WASHINGTON — Earl Lauer Butz, the outspoken U.S. secretary of agriculture who served under presidents Nixon and Ford, died Feb. 2, 2008, in his native state of Indiana. He was 98.
Born in Albion, Ind., on July 3, 1909, Earl Butz grew up on a family farm and attended Purdue University on a 4-H scholarship, earning a bachelor’s degree in agriculture in 1932. He continued his studies and in 1937 became the first person to earn a Ph.D. in agricultural economics from Purdue.
He taught at his alma mater for several years and was head of the agricultural economics department.
In 1943, he was a research economist for the Brookings Institute, and from 1954 to 1957, he was assistant secretary for marketing and foreign agriculture in USDA. He returned to Purdue to become dean of continuing education and vice president of Purdue’s Research Foundation.
On Dec. 2, 1971, he was appointed secretary of agriculture, nominated by President Richard Nixon, and served until Oct. 4, 1976.
“Nixon was kind of a loner, he had a cold personality,” Butz told Purdue University writer Beth Forbes in 2004. “Ford was warm and friendly. He wouldn’t embarrass a Cabinet member. The difference was you worked for Nixon, and with Ford.”
A straight-talker, Butz was colorful, but often spoke of the changes coming to agriculture, and is known for his blunt “Get big or get out” comment.
He was forced to resign from the USDA in 1976 after intense criticism for an insensitive joke he told reporters.
But, as the 2004 Purdue interview recorded, he had no regrets. “I try not to be a negative thinker,” he said in the Purdue Agriculture Connections newsletter article.

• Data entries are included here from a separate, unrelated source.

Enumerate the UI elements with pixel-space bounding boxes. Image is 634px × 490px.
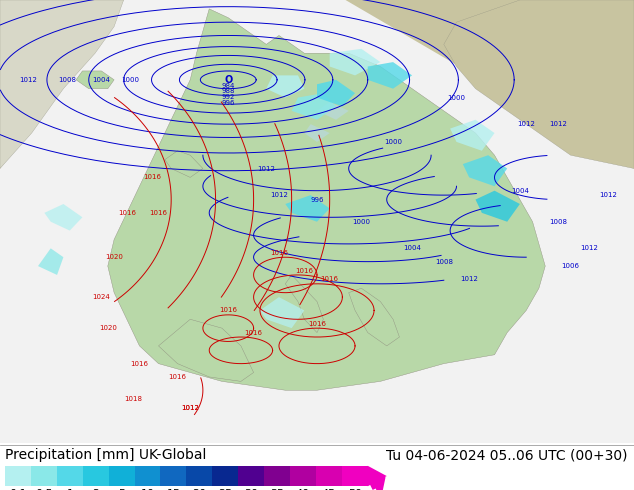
- Text: 1000: 1000: [122, 77, 139, 83]
- Bar: [212, 466, 238, 486]
- Bar: [316, 466, 342, 486]
- Polygon shape: [476, 191, 520, 221]
- Text: 1024: 1024: [93, 294, 110, 300]
- Bar: [290, 466, 316, 486]
- Polygon shape: [368, 62, 412, 89]
- Text: 50: 50: [348, 489, 362, 490]
- Bar: [108, 466, 134, 486]
- Text: 1012: 1012: [181, 405, 199, 411]
- Polygon shape: [317, 80, 355, 106]
- Text: 30: 30: [244, 489, 258, 490]
- Bar: [186, 466, 212, 486]
- Polygon shape: [0, 0, 634, 443]
- Text: 1016: 1016: [245, 330, 262, 336]
- Text: 15: 15: [167, 489, 181, 490]
- Bar: [5, 466, 31, 486]
- Text: Precipitation [mm] UK-Global: Precipitation [mm] UK-Global: [5, 448, 207, 462]
- Text: 25: 25: [218, 489, 232, 490]
- Polygon shape: [330, 49, 380, 75]
- Text: 2: 2: [92, 489, 100, 490]
- Text: 45: 45: [322, 489, 336, 490]
- Polygon shape: [38, 248, 63, 275]
- Text: 1008: 1008: [435, 259, 453, 265]
- Text: 1008: 1008: [549, 219, 567, 225]
- Bar: [31, 466, 57, 486]
- Text: 10: 10: [141, 489, 155, 490]
- Polygon shape: [349, 288, 399, 346]
- Text: 1000: 1000: [384, 139, 402, 145]
- Polygon shape: [165, 151, 203, 177]
- Text: 1020: 1020: [99, 325, 117, 331]
- Text: 0.1: 0.1: [10, 489, 27, 490]
- Text: 1006: 1006: [562, 263, 579, 269]
- Text: O: O: [224, 75, 233, 85]
- Text: 0.5: 0.5: [35, 489, 53, 490]
- Bar: [160, 466, 186, 486]
- Text: 1004: 1004: [93, 77, 110, 83]
- Text: 35: 35: [270, 489, 284, 490]
- Bar: [134, 466, 160, 486]
- Text: 1016: 1016: [118, 210, 136, 216]
- Text: 1016: 1016: [321, 276, 339, 282]
- Text: 40: 40: [296, 489, 310, 490]
- Text: 1016: 1016: [270, 250, 288, 256]
- Polygon shape: [292, 93, 336, 120]
- Bar: [57, 466, 83, 486]
- Text: 1: 1: [67, 489, 74, 490]
- Text: 992: 992: [221, 94, 235, 100]
- Polygon shape: [450, 120, 495, 151]
- Bar: [83, 466, 108, 486]
- Text: 1012: 1012: [581, 245, 598, 251]
- Text: 1012: 1012: [270, 192, 288, 198]
- Text: 1016: 1016: [143, 174, 161, 180]
- Text: 1020: 1020: [105, 254, 123, 260]
- Text: 1012: 1012: [257, 166, 275, 171]
- Text: 1012: 1012: [600, 192, 618, 198]
- Polygon shape: [158, 319, 254, 381]
- Bar: [342, 466, 368, 486]
- Text: 5: 5: [118, 489, 125, 490]
- Bar: [264, 466, 290, 486]
- Polygon shape: [266, 75, 304, 98]
- Text: 1000: 1000: [448, 95, 465, 100]
- Text: 1004: 1004: [403, 245, 421, 251]
- Polygon shape: [0, 0, 124, 169]
- Text: 1012: 1012: [460, 276, 478, 282]
- Bar: [238, 466, 264, 486]
- Text: 1000: 1000: [353, 219, 370, 225]
- Text: 984: 984: [221, 83, 235, 89]
- Polygon shape: [444, 0, 634, 169]
- Polygon shape: [285, 195, 330, 221]
- Text: 1016: 1016: [308, 321, 326, 327]
- Text: 20: 20: [192, 489, 207, 490]
- Text: 1012: 1012: [517, 121, 535, 127]
- Polygon shape: [317, 102, 349, 120]
- Polygon shape: [285, 275, 323, 333]
- Text: 988: 988: [221, 88, 235, 94]
- Polygon shape: [260, 297, 304, 328]
- Polygon shape: [304, 124, 330, 142]
- Polygon shape: [368, 466, 387, 486]
- Text: 1012: 1012: [181, 405, 199, 411]
- Text: 996: 996: [221, 100, 235, 106]
- Text: 996: 996: [310, 196, 324, 202]
- Text: Tu 04-06-2024 05..06 UTC (00+30): Tu 04-06-2024 05..06 UTC (00+30): [386, 448, 628, 462]
- Text: 1016: 1016: [131, 361, 148, 367]
- Polygon shape: [108, 9, 545, 390]
- Polygon shape: [463, 155, 507, 186]
- Polygon shape: [44, 204, 82, 231]
- Text: 1016: 1016: [150, 210, 167, 216]
- Text: 1012: 1012: [549, 121, 567, 127]
- Text: 1016: 1016: [295, 268, 313, 273]
- Text: 1004: 1004: [511, 188, 529, 194]
- Text: 1018: 1018: [124, 396, 142, 402]
- Text: 1008: 1008: [58, 77, 76, 83]
- Text: 1016: 1016: [219, 307, 237, 314]
- Text: 1016: 1016: [169, 374, 186, 380]
- Polygon shape: [76, 71, 114, 89]
- Text: 1012: 1012: [19, 77, 37, 83]
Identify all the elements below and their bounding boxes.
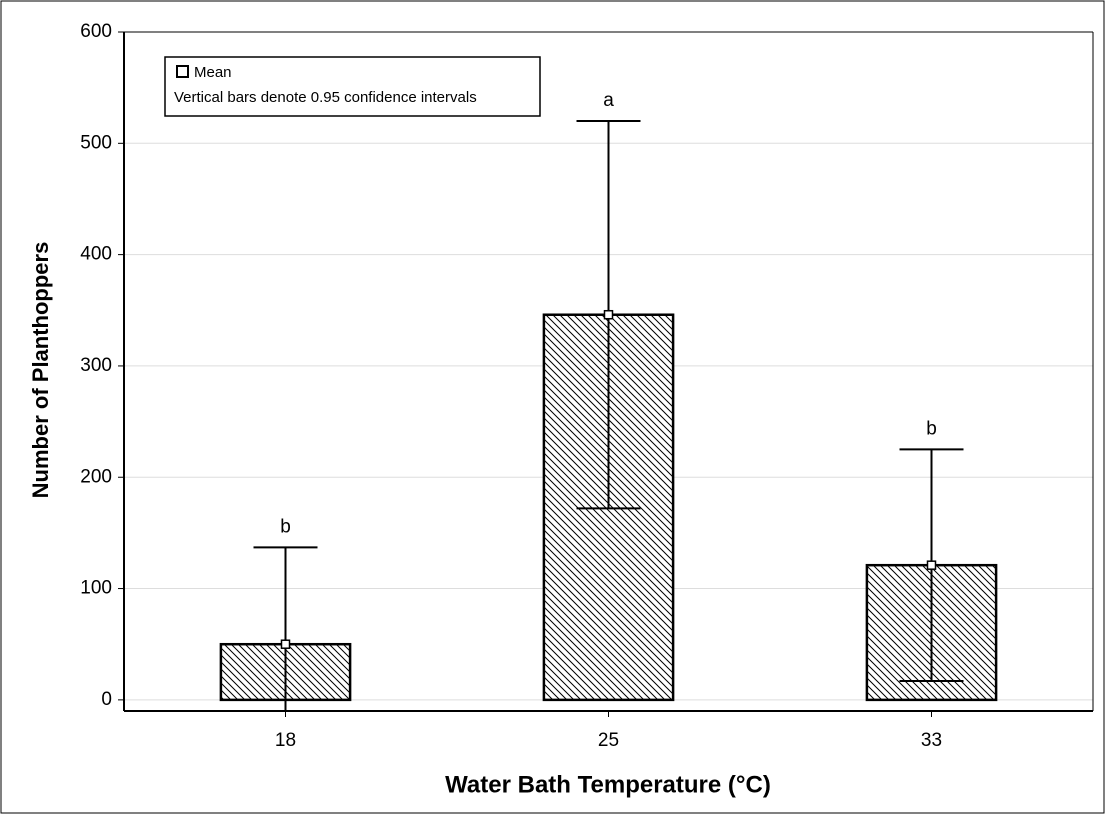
x-tick-label: 18 xyxy=(275,730,296,751)
mean-marker xyxy=(603,309,614,320)
annotation: a xyxy=(603,90,614,111)
y-tick-label: 400 xyxy=(80,244,112,265)
x-tick-label: 25 xyxy=(598,730,619,751)
y-tick-label: 200 xyxy=(80,466,112,487)
legend-marker xyxy=(176,65,189,78)
plot-area xyxy=(219,120,998,711)
annotation: b xyxy=(280,516,291,537)
y-tick-label: 600 xyxy=(80,21,112,42)
legend-label: Mean xyxy=(194,64,232,81)
mean-marker xyxy=(280,639,291,649)
legend-box xyxy=(164,56,541,117)
legend-note: Vertical bars denote 0.95 confidence int… xyxy=(174,89,477,106)
annotation: b xyxy=(926,418,937,439)
y-tick-label: 300 xyxy=(80,355,112,376)
x-tick-label: 33 xyxy=(921,730,942,751)
x-axis-label: Water Bath Temperature (°C) xyxy=(445,771,771,798)
y-axis-label: Number of Planthoppers xyxy=(28,242,53,499)
y-tick-label: 100 xyxy=(80,578,112,599)
y-tick-label: 0 xyxy=(101,689,112,710)
y-tick-label: 500 xyxy=(80,132,112,153)
mean-marker xyxy=(926,560,937,570)
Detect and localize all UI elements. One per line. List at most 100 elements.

Throughout his life, Earl Butz championed the cause of the farmer, said newly appointed U.S. Secretary of Agriculture Ed Schafer, calling Butz “an optimist about American agriculture and the power of the marketplace.”
“He was also a pioneer who foresaw the opportunities that global markets could offer to America’s farmers long before they became a reality,” Schafer added.
In honor of Butz, flags at USDA facilities will fly at half staff.
Butz returned to Purdue after leaving Washington, serving as a lecturer and consultant around the world. He remained committed to the university, donating $1 million to the ag economics department in 1999.
He is survived by two sons, William P. Butz and Thomas E. Butz. His wife, the former Mary Emma Powell, died in 1995.
“I was a stubborn cuss, and I made some mistakes,” Butz told writer Beth Forbes in 2004. “But you’ve got to make choices, and you’re not going to be right all the time.”